Suara antara dua benda yang beradu…Apa itu?
 Semantara Asar yang tak bisa tidur setelah sampai di kamarnya, hanya ada derai tangis menyesali apa yang telah di lakukannya, yang tak bisa mengelak, kenapa? Asar hanya ingin mepersiapkan yang dia punya untuk suaminya kelak. Tak berselang beberapa lama, handphonenya bordering, ada panggilan masuk. Nomer tidak di kenal? Nomer baru, siapa ya?
“ Hallo…ini siapa ya?” sapa Asar.
“ Sar…cepet ke rumah sakit,terjadi sesuatu dengan Khoir, cepet ke sini…hiks hkis hiks…” suara di seberang sana terhenti menandakan panggilag terputus.
“ Hallo….haloo…apa maksudnya…halloo….” Asar tak enak hati.
Kemudian Asar melangkah memanggil angkot dan tak menghiraukan panggilan orang tuanya.Hingga akhirnya sampai di rumah sakit dengan terengah- engah. Menemui seseorang yang memanggilnya tadi beberapa saat
“ Ada apa?” tanya Asar dengan nada parau.

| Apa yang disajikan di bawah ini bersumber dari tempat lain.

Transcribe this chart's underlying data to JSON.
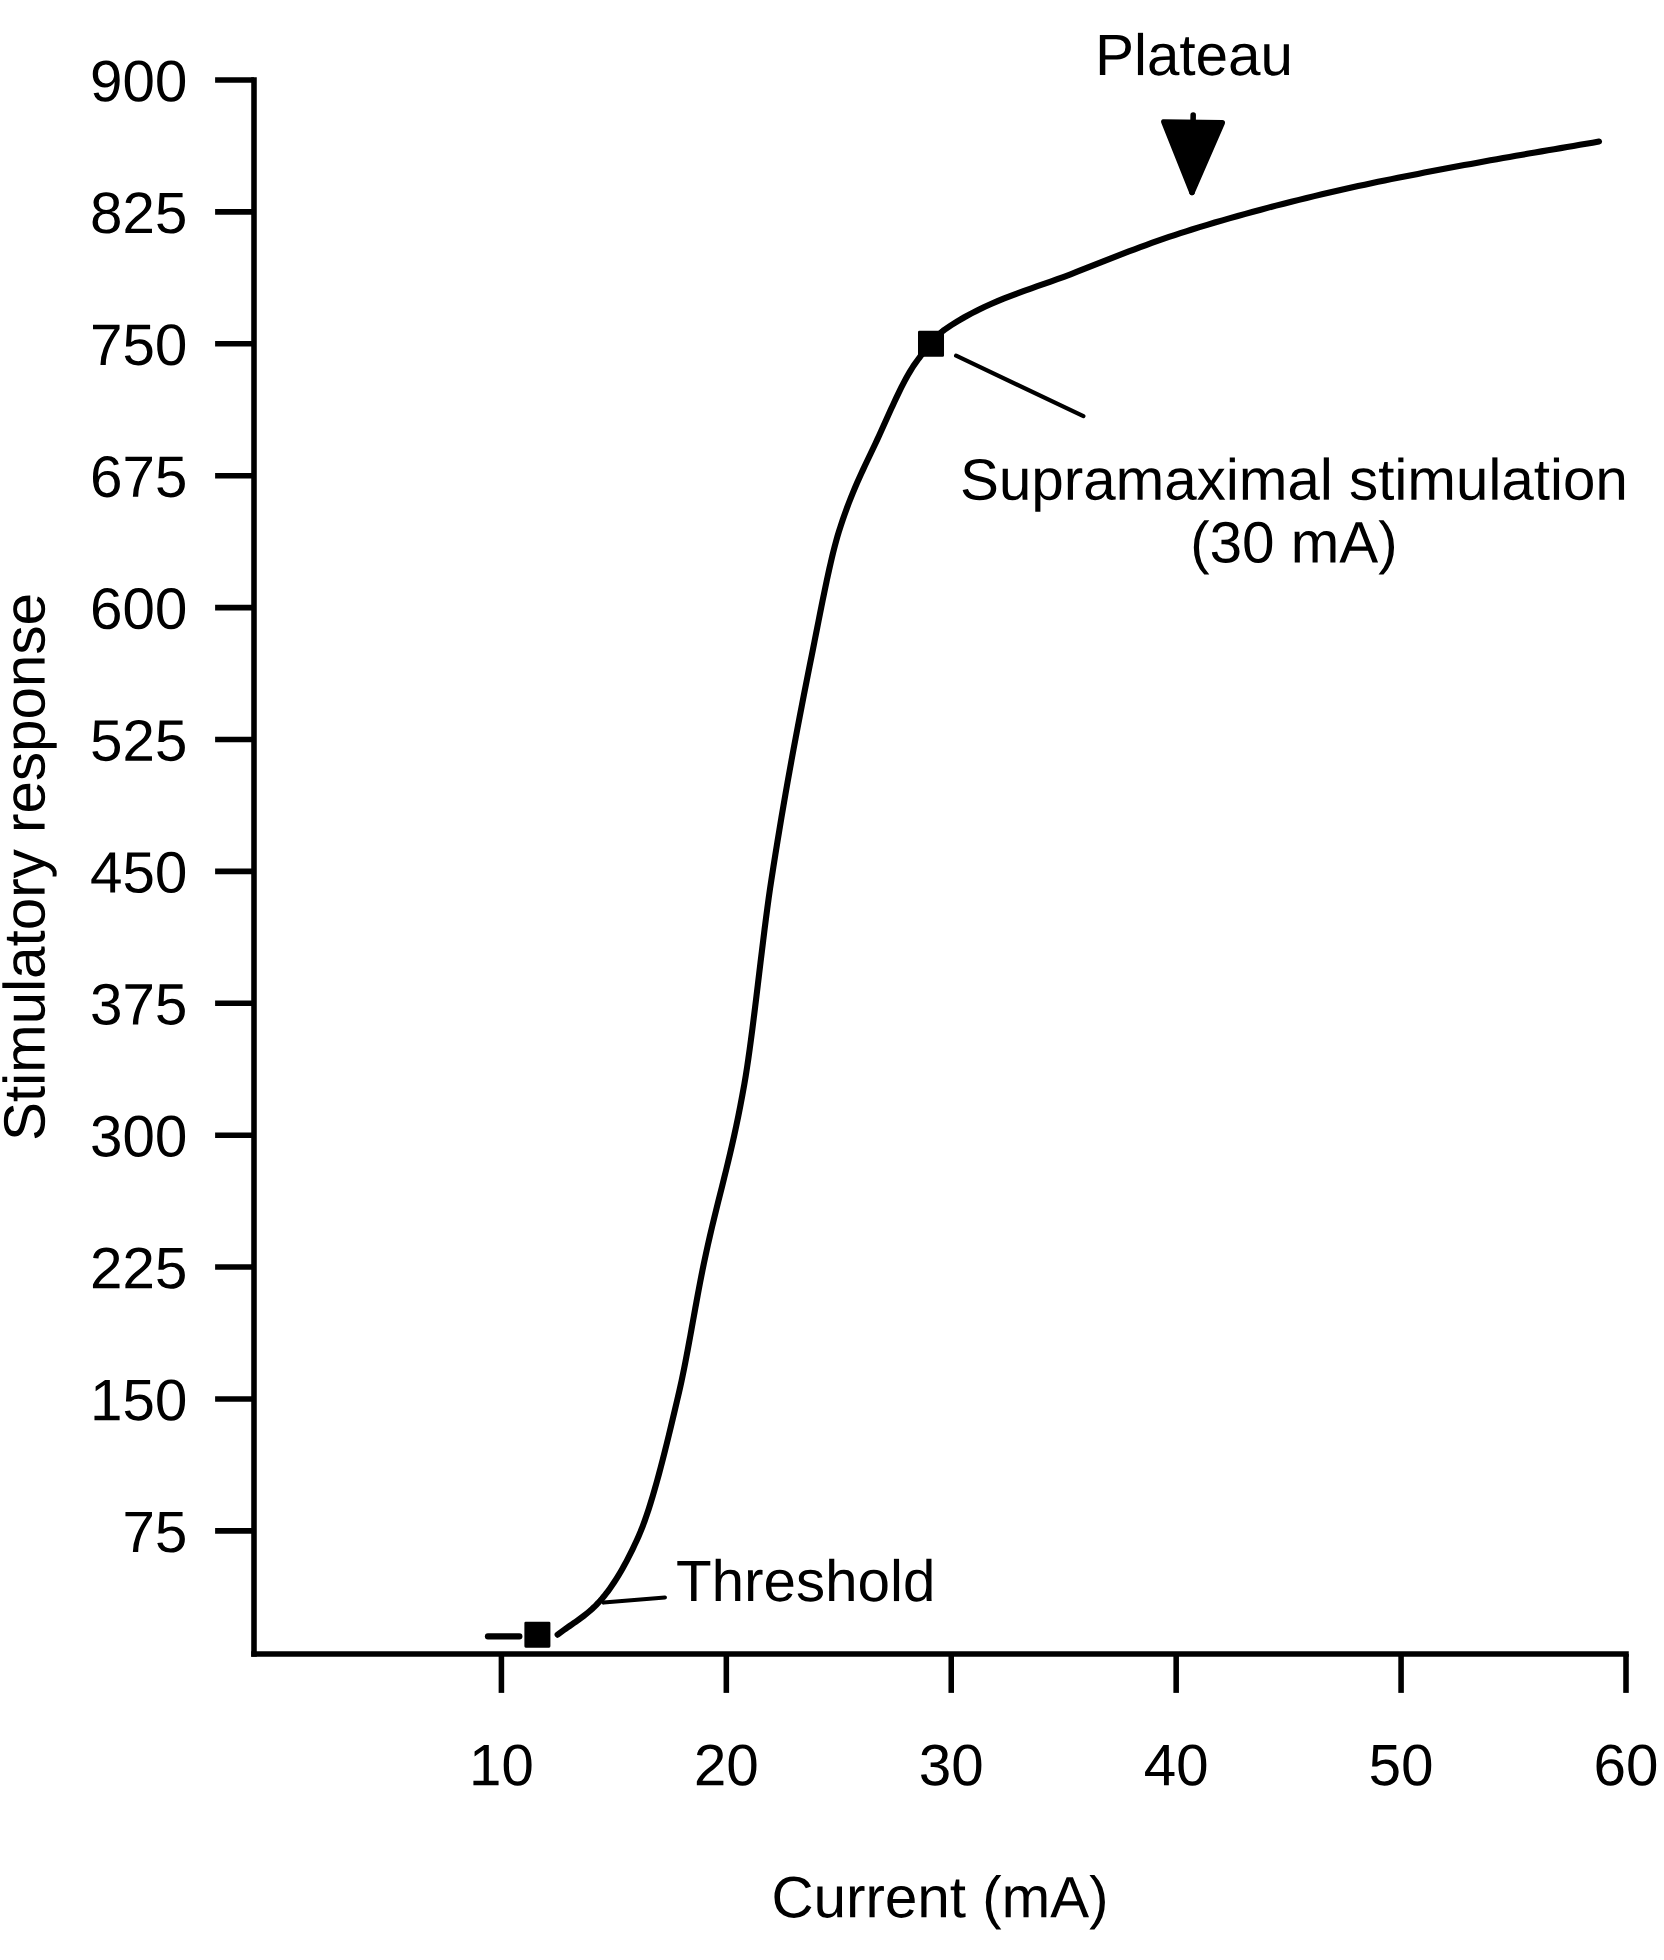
{
  "chart_data": {
    "type": "line",
    "xlabel": "Current (mA)",
    "ylabel": "Stimulatory response",
    "xlim": [
      -1,
      60
    ],
    "ylim": [
      5,
      900
    ],
    "xticks": [
      10,
      20,
      30,
      40,
      50,
      60
    ],
    "yticks": [
      75,
      150,
      225,
      300,
      375,
      450,
      525,
      600,
      675,
      750,
      825,
      900
    ],
    "grid": false,
    "legend": false,
    "series": [
      {
        "color": "#000000",
        "marker": "none",
        "line_style": "solid",
        "x": [
          12.5,
          14.3,
          16.1,
          17.9,
          19.0,
          20.8,
          22.0,
          23.8,
          25.0,
          26.8,
          28.3,
          29.1,
          29.7,
          35.6,
          40.7,
          47.5,
          53.4,
          58.8
        ],
        "values": [
          16,
          34,
          72,
          154,
          227,
          329,
          445,
          573,
          643,
          698,
          737,
          750,
          758,
          791,
          815,
          838,
          853,
          865
        ]
      },
      {
        "type": "line",
        "color": "#000000",
        "marker": "none",
        "line_style": "solid",
        "x": [
          9.4,
          10.8
        ],
        "values": [
          15,
          15
        ]
      },
      {
        "type": "scatter",
        "color": "#000000",
        "marker": "square",
        "x": [
          11.6,
          29.1
        ],
        "values": [
          16,
          750
        ]
      }
    ],
    "annotations": [
      {
        "text": "Threshold",
        "x": 14.3,
        "y": 34
      },
      {
        "text": "Supramaximal stimulation\n(30 mA)",
        "x": 29.1,
        "y": 750
      },
      {
        "text": "Plateau",
        "x": 40.7,
        "y": 815
      }
    ]
  }
}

Teman Khoir itu pun hanya memberikan selembar kertas kecil.Dengan tangan gemetar Asar menerimanya dan membuka perlahan- lahan.
 Manis kekasihku,Asar….
Kita pasti sedang menikmati bintang berdua kala ini, memandang keindahannya dengan suasana romantis yang selalu ku bayangkan, aku sangat menyayangimu. Aku ingin sekali dalam hidupku memberikan rasa sayangku ini dengan kecupan kasih sayang walaupun aku tahu kamu tak akan mengizinkannya. Meskipun saat kamu tidur itu sudah cukup untuk membuatku merasa bahagia. Jika kamu bahagia aku pun bahagia. Maaf jika telah lancang. Aku sangat menyayangimu melebihi yang kamu kira…
Orang yang menyayangimu hingga tak tahu kapan bisa menghentikannya, Khoir.
Apa yang terjadi?....
“ Mana Khoir…kenapa aku di suruh ke rumah sakit? Kamu bersekongkol apa dengan Khoir, apa maksudnya ini?” Asar tak sabar melihat temannya Khoir itu menangis tersedu- sedu.
“ Apa-apaan sich….” Asar memaksanya untuk bicara.
“ Aku tak kuat mengatakannya, kamu bisa ke ruangan di belakangmu ! “ pinta temannya Khoir itu.
Langkah demi langkah, Asar menghampiri ruangan itu. Ada sesosok tubuh tinggi berbaring di atas tempat tidur berselimut kain putih, apa ini? Pelan-pelan Asar membuka penutupnya, dan terhenyak……..
“ Ah..a…Ha……kkkk…..Kho…iiiirrrrr…..apa ini? Kenapa? Apa yang terjadi? Kenapa seperti ini? Khoir …bangun, jangan main- main….jangan banyak berbohong…bangun….bangun…jika kamu tidak bangun kita benar- benar putus. Awas aku akan memukulmu,,,,bangun Khoir….aku bilang bangun….bangun…! BANGUNLAH….” Suasana tangis yang menghujam hati Asar.
Menyisakan tangis, memberikan duka dan meninggalkan sesal yang tak terhitung di hati Asar. Kisah yang panjang berakhir dalam hati yang lara, yang menjadi kenangan manis maupun pahit, tak bisa lagi terucapkan. Asar merasa dirinya bersalah namun dengan kata- kata Khoir di dalam suratnya, Asar kembali kuat.
“ Maafkan aku Khoir….aku juga sangat menyayangimu.”
Menjadi kenangan indah dari Kepanjenku, kisah selama SMA ku.